Now they shake hands without hearts
While their left hands search
My empty pockets.
I kept the book aside, recollecting the incident, and thought, “how wrong he is……..!”
Toiling around at the Dashashwamedha Ghat, we posed under a local Benarasi umbrella for snaps, as a normal tourist would do & unaware of where to start our trip with. We decided to take the help of a local tourist guide.
Asking here and there for one, we asked a person who just stepped out of a public telephone booth. The man – shaggy, shabbily dressed, his pants reaching under his heels introduced himself as Harihar Gupta in a typical Banarasi tone , chewing on a paan , quite evidently an old resident of the city. Convincingly, he said that he would do it for us.

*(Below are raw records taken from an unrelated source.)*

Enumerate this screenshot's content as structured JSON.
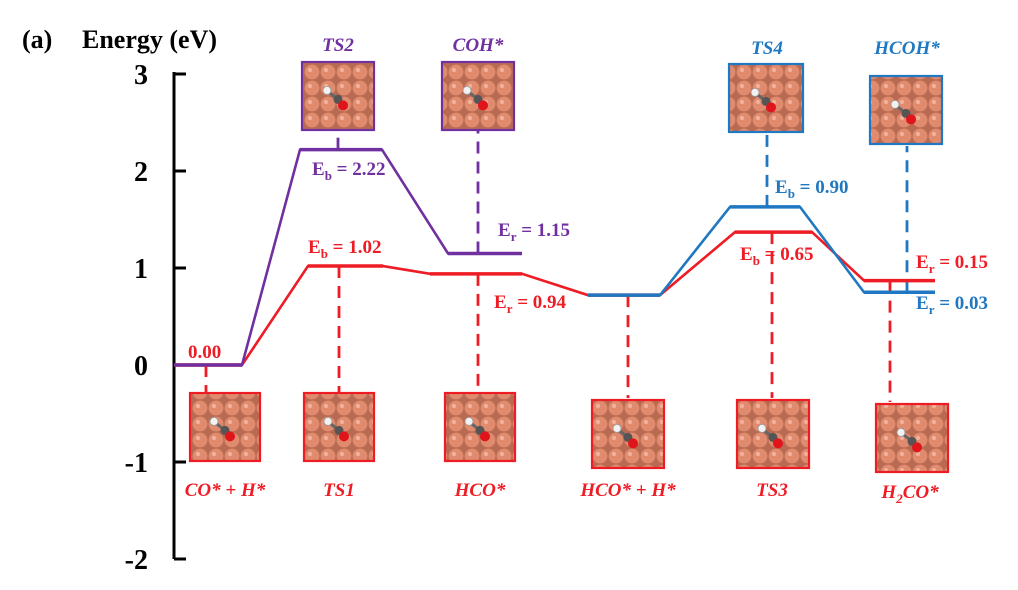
{
  "chart_data": {
    "type": "line",
    "panel_label": "(a)",
    "ylabel": "Energy (eV)",
    "ylim": [
      -2,
      3
    ],
    "yticks": [
      "3",
      "2",
      "1",
      "0",
      "-1",
      "-2"
    ],
    "colors": {
      "red": "#ee1c25",
      "purple": "#7030a0",
      "blue": "#1f78c1"
    },
    "series": [
      {
        "name": "red-path",
        "color": "#ee1c25",
        "levels": [
          0.0,
          1.02,
          0.94,
          0.72,
          1.37,
          0.87
        ]
      },
      {
        "name": "purple-path",
        "color": "#7030a0",
        "levels": [
          0.0,
          2.22,
          1.15
        ]
      },
      {
        "name": "blue-path",
        "color": "#1f78c1",
        "levels": [
          0.72,
          1.63,
          0.75
        ]
      }
    ],
    "annotations": {
      "start_value": "0.00",
      "eb_ts1": {
        "main": "E",
        "sub": "b",
        "rest": " = 1.02"
      },
      "eb_ts2": {
        "main": "E",
        "sub": "b",
        "rest": " = 2.22"
      },
      "er_coh": {
        "main": "E",
        "sub": "r",
        "rest": " = 1.15"
      },
      "er_hco": {
        "main": "E",
        "sub": "r",
        "rest": " = 0.94"
      },
      "eb_ts4": {
        "main": "E",
        "sub": "b",
        "rest": " = 0.90"
      },
      "eb_ts3": {
        "main": "E",
        "sub": "b",
        "rest": " = 0.65"
      },
      "er_h2co": {
        "main": "E",
        "sub": "r",
        "rest": " = 0.15"
      },
      "er_hcoh": {
        "main": "E",
        "sub": "r",
        "rest": " = 0.03"
      }
    },
    "states_bottom": [
      {
        "name": "co-h",
        "label": "CO* + H*",
        "color": "#ee1c25"
      },
      {
        "name": "ts1",
        "label": "TS1",
        "color": "#ee1c25"
      },
      {
        "name": "hco",
        "label": "HCO*",
        "color": "#ee1c25"
      },
      {
        "name": "hco-h",
        "label": "HCO* + H*",
        "color": "#ee1c25"
      },
      {
        "name": "ts3",
        "label": "TS3",
        "color": "#ee1c25"
      },
      {
        "name": "h2co",
        "label": "H",
        "sub": "2",
        "rest": "CO*",
        "color": "#ee1c25"
      }
    ],
    "states_top": [
      {
        "name": "ts2",
        "label": "TS2",
        "color": "#7030a0"
      },
      {
        "name": "coh",
        "label": "COH*",
        "color": "#7030a0"
      },
      {
        "name": "ts4",
        "label": "TS4",
        "color": "#1f78c1"
      },
      {
        "name": "hcoh",
        "label": "HCOH*",
        "color": "#1f78c1"
      }
    ]
  }
}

Quite hesitating we fastened our belt and followed him. I was then 12 years, sat with him in an individual rickshaw .My father soon replaced me as there were lots of kidnapping cases in the headlines, quite naturally as he was a stranger and we were here for the first time.
A bumpy ride in the rickety rickshaw through the claustrophobic streets with the aroma of the famous sweets and paan masala filled my lungs, reached the house without having the slightest idea of what’s going to happen.
Four days gone and we wouldn’t have had a better trip as he systematically made all arrangements for us like a professional guide, before he left for his saree factory where he was employed.
Each and every action of his was like a generous person, which sometimes raised more suspicion about him of having some bad or ravenous intension behind the whole act.
But after the whole trip when he never asked for any remuneration or insisted us for any other thing not even a product of his factory, we felt ashamed of our selves of suspecting an unintentionally generous man like him. Thus on the last day of the trip we bought some token from his factory, out of gratitude.
I still remember the last line he said before leaving us – “I never know what force drove me to you, it seems like we are linked through ages.”
My father still talks of him when people argue about the world filled with materialistic and self-centered people.